Bomer married publicist Simon Halls in 2011; the marriage became public through the media in 2014. In an interview discussing his marriage, Bomer said that his marriage to Halls was a very small event in New York City: "It was very chill and very small—just our closest and dear ones. There is a security, a validity. It's just a feeling, I think—something about saying vows in front of the people around you who love and support you. I think it was good for our family." The couple has three children through surrogacy, one born in 2005 and twins born in 2008.

Bomer has been practicing Transcendental Meditation since his early 20s; in 2013 he spoke of his support for the work of the David Lynch Foundation.

In 2018, Bomer campaigned for Democratic candidate Beto O'Rourke in the U.S. Senate election in Texas.

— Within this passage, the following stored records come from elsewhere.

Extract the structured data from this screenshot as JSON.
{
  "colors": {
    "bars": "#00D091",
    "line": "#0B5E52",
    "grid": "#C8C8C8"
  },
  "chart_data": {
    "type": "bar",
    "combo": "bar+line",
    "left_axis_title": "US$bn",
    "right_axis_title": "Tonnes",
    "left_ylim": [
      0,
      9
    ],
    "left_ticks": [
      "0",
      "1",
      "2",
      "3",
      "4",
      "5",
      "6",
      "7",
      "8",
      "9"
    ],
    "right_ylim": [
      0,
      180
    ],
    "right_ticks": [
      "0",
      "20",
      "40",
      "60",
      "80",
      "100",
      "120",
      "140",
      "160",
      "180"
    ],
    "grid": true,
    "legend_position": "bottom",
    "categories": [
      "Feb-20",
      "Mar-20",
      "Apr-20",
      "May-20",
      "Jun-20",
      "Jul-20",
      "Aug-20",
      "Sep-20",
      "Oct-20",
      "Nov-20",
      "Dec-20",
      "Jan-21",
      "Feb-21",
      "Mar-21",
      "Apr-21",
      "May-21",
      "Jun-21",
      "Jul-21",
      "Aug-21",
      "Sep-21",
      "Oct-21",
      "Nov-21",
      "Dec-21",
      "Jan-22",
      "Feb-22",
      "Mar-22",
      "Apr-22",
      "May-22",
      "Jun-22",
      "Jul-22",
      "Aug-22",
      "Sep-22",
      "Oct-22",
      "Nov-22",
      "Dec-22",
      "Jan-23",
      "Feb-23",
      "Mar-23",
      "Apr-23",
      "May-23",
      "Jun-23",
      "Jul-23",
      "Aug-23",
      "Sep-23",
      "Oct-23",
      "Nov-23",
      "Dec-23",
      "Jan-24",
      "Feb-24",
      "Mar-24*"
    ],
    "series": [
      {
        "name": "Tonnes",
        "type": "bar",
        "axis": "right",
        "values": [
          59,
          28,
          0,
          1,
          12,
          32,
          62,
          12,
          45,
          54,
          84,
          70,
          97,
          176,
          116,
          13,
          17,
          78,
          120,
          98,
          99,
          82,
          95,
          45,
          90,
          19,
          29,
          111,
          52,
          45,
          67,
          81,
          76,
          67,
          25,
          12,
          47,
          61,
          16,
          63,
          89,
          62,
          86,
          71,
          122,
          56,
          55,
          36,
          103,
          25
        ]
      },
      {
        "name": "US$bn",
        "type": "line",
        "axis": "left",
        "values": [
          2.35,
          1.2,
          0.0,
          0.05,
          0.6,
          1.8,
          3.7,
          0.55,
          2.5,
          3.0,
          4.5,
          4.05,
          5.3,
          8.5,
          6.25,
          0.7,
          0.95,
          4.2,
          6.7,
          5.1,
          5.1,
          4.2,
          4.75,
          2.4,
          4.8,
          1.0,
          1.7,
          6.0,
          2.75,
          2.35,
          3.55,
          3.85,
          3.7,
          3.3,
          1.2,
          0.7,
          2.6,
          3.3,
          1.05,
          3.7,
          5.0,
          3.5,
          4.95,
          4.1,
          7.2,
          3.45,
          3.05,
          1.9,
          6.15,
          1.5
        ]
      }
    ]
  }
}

==Acting credits and awards==

According to the review aggregation website Rotten Tomatoes and box-office website The Numbers, Bomer's most critically and commercially successful films include Flightplan (2005), In Time (2011), Magic Mike (2012), Superman: Unbound (2013), The Normal Heart (2014), Magic Mike XXL (2015), The Magnificent Seven (2016), The Nice Guys (2016) and Walking Out (2017). Among his stage roles, he has appeared in a Broadway revival of The Boys in the Band (2018).

Bomer won a Golden Globe Award for Best Supporting Actor – Series, Miniseries or Television Film in 2015, a nomination for the Primetime Emmy Award for Outstanding Supporting Actor in a Limited Series or Movie in 2014, and a Critics' Choice Television Award for Best Supporting Actor in a Movie/Miniseries in 2014.

It was announced on August 4, 2025, that Bomer would be receiving an Artistic Impact Award from the Geffen Playhouse.